L’histoire de trois étudiants qui se retrouvent confrontés à la violence urbaine des favelas, à la difficulté d’aimer et de trouver des repères dans un monde troublé. Un film qui se voudrait générationnel, prenant le parti de ceux qui ont décidé d’agir, malgré le discrédit de la politique et la corruption généralisée. Malheureusement, le réalisateur ne parvient pas à se défaire des tics du « film de jeunes » et se prend les pieds dans un scénario improbable.
Leon est noir. Étudiant en socio. Il vit en colocation avec Paulo, étudiant en médecine. Leticia est l’amoureuse de Leon. Étudiante en archi. Lorsqu’elle rencontre Paulo, ils tombent amoureux, mais ne veulent rien engager pour ne pas peiner Léon. Pendant ce temps, Rita attend. Attend que Leon la regarde avec les yeux de l’amour. Rita et Leon travaillent ensemble à une étude sociologique : École et football dans les favelas. Tous ces braves jeunes gens dans la fleur de l’âge sont confrontés à leur entrée dans le monde réel. Seulement – ô déception ! –, c’est un monde cruel qu’ils découvrent, et le réalisateur nous invite à suivre leurs désillusions (la misère, c’est trop moche) et leur rebondissements sentimentaux (Leon est toujours amoureux de Leticia, mais Leticia finit par le quitter, elle hésite parce que Paulo semble la repousser, mais en fait il est fou d’elle et ils finissent par tomber dans les bras l’un de l’autre).
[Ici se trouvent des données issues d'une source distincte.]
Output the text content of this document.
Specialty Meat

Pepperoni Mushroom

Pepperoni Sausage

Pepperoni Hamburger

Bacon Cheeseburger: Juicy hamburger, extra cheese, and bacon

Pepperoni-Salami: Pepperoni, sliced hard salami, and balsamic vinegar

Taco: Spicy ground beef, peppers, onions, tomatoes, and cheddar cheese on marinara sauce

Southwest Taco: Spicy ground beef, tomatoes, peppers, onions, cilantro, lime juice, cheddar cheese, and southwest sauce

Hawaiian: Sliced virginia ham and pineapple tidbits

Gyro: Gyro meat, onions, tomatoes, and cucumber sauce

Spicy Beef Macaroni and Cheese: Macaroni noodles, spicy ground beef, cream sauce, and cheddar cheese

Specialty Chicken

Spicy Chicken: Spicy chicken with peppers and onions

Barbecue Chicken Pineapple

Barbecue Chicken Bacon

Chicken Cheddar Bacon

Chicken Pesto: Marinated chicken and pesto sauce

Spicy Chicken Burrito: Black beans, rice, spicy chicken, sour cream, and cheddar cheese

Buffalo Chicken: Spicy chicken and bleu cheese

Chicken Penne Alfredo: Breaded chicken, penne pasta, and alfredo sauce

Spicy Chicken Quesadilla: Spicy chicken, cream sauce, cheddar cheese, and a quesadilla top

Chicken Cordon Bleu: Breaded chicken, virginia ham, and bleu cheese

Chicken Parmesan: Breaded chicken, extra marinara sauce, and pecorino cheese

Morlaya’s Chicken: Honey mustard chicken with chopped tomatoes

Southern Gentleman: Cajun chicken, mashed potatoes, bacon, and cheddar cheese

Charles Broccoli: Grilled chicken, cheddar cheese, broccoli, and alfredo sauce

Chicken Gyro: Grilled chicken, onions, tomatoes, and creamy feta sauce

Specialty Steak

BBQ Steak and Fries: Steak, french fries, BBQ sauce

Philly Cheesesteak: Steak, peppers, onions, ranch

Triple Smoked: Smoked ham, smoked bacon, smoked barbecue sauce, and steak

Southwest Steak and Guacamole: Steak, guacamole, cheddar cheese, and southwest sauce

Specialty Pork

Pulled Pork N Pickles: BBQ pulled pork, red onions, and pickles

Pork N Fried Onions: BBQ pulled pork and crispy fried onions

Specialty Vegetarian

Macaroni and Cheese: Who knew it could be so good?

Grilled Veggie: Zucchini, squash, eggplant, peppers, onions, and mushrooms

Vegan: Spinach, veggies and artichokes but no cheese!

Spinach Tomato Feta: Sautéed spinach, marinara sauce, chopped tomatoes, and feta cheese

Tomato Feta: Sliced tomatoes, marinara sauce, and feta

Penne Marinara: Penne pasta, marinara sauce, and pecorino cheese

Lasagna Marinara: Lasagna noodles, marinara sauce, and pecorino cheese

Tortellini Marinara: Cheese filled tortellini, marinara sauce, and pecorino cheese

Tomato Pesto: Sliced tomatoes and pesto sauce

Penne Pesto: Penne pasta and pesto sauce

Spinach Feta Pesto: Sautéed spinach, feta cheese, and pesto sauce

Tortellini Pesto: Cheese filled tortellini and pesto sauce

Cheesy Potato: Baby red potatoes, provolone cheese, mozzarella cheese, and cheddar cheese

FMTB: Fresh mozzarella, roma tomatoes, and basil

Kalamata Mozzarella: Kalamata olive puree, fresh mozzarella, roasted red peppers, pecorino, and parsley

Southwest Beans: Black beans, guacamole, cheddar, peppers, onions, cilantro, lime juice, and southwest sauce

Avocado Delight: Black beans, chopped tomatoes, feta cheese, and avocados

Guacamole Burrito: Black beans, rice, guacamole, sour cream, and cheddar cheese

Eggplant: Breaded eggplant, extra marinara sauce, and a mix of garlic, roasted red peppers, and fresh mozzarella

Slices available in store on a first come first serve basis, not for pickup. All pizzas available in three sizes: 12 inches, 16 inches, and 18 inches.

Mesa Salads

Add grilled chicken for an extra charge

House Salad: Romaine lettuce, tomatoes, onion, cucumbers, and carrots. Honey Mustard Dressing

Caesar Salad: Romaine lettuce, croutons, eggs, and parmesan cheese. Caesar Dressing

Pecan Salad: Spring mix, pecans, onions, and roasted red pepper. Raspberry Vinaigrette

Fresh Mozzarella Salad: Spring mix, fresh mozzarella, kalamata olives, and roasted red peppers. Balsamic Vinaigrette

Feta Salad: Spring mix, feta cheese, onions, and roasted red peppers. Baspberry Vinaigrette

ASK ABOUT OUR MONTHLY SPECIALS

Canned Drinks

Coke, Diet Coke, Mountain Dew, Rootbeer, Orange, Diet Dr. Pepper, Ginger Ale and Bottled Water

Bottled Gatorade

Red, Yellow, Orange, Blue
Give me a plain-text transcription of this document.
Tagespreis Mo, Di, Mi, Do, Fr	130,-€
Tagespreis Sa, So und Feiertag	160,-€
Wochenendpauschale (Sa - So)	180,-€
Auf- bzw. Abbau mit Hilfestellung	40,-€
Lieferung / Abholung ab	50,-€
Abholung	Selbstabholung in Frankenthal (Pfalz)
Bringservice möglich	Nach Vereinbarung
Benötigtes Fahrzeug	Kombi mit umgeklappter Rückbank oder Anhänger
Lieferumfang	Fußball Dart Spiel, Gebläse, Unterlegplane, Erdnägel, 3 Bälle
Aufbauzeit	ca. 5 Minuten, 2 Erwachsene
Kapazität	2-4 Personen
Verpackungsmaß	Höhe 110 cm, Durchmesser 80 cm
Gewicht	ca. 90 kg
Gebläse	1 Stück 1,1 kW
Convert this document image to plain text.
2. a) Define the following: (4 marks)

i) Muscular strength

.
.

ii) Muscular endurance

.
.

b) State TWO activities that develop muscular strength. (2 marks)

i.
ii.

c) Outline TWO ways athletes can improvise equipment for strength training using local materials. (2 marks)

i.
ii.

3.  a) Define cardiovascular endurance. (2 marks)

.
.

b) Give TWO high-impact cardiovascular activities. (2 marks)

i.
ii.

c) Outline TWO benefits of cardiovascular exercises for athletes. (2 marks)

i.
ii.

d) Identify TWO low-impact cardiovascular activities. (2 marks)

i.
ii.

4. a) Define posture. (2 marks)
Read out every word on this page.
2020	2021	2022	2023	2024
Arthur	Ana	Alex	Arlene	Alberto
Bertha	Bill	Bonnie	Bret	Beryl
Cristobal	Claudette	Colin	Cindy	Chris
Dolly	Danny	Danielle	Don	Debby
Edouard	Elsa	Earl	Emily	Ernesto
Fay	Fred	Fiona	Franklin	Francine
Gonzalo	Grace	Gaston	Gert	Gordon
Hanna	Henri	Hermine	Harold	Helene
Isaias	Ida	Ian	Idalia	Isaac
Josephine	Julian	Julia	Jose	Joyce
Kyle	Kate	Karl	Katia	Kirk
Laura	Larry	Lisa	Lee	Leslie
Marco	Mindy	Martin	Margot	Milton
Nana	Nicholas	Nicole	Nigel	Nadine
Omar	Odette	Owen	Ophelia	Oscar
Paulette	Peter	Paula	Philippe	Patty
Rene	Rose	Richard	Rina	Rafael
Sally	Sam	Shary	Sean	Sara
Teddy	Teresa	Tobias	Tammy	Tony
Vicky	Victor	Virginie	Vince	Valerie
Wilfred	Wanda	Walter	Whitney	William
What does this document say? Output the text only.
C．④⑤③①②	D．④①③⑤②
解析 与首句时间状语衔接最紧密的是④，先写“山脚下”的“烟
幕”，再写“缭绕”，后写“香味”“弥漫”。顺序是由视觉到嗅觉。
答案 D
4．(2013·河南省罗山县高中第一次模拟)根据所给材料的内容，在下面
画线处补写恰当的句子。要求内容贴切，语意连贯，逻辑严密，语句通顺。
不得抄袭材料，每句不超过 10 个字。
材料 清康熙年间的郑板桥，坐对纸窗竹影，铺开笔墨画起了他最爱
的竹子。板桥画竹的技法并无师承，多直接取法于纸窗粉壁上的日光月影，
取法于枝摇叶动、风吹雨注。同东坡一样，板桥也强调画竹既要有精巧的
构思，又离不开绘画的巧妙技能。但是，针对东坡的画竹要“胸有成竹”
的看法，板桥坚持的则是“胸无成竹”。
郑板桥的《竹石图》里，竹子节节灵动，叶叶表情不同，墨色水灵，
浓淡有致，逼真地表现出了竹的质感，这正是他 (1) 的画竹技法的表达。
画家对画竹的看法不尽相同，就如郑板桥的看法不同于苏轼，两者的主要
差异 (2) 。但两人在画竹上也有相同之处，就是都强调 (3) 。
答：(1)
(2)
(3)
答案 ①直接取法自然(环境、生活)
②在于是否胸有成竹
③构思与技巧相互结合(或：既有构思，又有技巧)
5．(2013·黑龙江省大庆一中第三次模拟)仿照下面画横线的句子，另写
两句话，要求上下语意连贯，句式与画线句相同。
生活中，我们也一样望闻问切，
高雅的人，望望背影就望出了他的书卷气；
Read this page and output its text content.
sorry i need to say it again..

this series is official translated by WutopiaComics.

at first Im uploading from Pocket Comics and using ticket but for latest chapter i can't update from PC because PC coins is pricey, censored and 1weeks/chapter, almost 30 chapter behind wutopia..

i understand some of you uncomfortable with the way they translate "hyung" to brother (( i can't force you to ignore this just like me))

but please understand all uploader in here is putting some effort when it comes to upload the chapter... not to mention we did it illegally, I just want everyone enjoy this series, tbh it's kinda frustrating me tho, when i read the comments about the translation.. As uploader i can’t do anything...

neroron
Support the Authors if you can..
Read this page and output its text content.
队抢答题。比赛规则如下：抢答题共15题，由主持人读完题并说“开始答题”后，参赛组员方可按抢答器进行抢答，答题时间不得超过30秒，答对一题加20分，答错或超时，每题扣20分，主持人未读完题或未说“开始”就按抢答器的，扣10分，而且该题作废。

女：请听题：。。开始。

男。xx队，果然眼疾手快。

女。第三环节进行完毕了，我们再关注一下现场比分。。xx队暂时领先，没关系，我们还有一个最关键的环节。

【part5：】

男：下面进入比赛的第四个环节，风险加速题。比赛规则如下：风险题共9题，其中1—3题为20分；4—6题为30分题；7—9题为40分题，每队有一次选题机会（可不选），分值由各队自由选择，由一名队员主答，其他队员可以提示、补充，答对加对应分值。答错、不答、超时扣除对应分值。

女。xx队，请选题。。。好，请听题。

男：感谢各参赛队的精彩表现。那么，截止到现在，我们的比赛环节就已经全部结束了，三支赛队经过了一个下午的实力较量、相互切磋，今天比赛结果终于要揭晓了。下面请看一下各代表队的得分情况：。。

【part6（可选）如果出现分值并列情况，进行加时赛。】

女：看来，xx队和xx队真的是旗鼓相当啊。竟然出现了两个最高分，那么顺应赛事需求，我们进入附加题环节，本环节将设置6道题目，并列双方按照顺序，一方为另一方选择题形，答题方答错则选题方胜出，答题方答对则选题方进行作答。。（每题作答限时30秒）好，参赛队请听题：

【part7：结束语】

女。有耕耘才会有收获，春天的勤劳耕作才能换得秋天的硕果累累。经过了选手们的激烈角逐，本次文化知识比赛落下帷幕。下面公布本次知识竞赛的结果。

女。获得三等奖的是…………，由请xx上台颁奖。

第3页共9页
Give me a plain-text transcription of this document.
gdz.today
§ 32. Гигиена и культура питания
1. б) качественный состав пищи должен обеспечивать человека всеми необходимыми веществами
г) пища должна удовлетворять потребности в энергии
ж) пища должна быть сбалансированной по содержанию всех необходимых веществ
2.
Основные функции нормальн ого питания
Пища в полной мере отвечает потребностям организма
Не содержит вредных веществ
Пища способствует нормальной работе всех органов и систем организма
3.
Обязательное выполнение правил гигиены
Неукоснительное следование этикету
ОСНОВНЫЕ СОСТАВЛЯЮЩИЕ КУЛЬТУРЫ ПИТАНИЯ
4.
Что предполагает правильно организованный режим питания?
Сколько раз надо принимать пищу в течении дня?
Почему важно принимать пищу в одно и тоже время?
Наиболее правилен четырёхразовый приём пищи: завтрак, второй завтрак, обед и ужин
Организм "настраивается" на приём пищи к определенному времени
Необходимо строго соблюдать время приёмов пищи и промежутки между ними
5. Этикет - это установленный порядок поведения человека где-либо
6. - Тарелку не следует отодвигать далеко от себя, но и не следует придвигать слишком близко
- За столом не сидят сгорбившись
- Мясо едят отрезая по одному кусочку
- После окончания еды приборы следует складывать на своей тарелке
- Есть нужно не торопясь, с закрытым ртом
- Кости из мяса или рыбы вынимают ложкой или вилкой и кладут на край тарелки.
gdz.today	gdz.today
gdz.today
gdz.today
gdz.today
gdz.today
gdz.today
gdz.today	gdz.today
Franchement, ça se passerait en France, on n’en aurait cure. Reste qu’il y a la patte exotique, langue brésilienne – plages de rêves – samba – paysages grandioses – touches d’émotion dans les favelas et à l’hôpital. Donc, on s’accroche à cet univers inconnu pour ne pas perdre le fil du film. Le problème, c’est qu’on navigue sans cesse entre bonnes surprises de mise en scène, scénario alambiqué et ennui profond.
Le défaut principal réside dans le personnage de Paulo, assez antipathique, en apprenti médecin bon samaritain auprès d’une malade qu’il aide à se rapprocher de ses enfants. Torturé, vaguement anar, il se raccroche à des pilules magiques et à des joints… un peu trop pour être crédible. Le film s’appuie sur lui comme métaphore des questionnements post-adolescents, mais en fait beaucoup trop : première scène où Paulo soupire, avalant une pilule, en bas de la fac de médecine en contre plongée, comme s’il était écrasé par le monde extérieur ; cadeau de son pote pas très subtil (une Histoire de la folie dédicacée « idiots de tous les pays, unissez-vous ») discussion devant une sculpture qui fait penser au Penseur de Rodin, effets de distorsion de l’espace dans les scènes d’hallucination de Paulo, engueulades insupportables quand les jeunes se sentent révoltés, jusqu’à la maxime de Paulo, « proibido proibir » (« interdit d’interdire »). Cette façon de vouloir à tout prix appuyer un message à destination du spectateur est corroborée par un scénario trop complexe, avec des rebondissements trop irréalistes et simplistes dans les favelas, et morts à gogo.
Finalement, Jorge Durán est trop dans la démonstration, et pas assez dans l’émotion. Pourtant, sa mise en scène comporte quelques échappées belles quand il décide d’aller du côté de l’épure, du silence. Sa façon de filmer l’espace, avec des jeux de chassés-croisés dans des architectures modernes (Le Corbusier) se révèle assez réussie. De même, certaines scènes plus calmes entre les trois protagonistes sont intéressantes : celle notamment où le triangle amoureux s’offre un moment de répit sur le toit en terrasse de leur appartement, Leticia en maillot de bain, le corps alangui dans la baignoire, Leon faisant des pompes et Paulo les surplombant, juché sur une échelle, l’air pensif. Reste à Jorge Durán à trouver un vrai beau sujet, un scénario bien construit, pour que ses qualités de metteur en scène soient mises en lumière à leur juste valeur.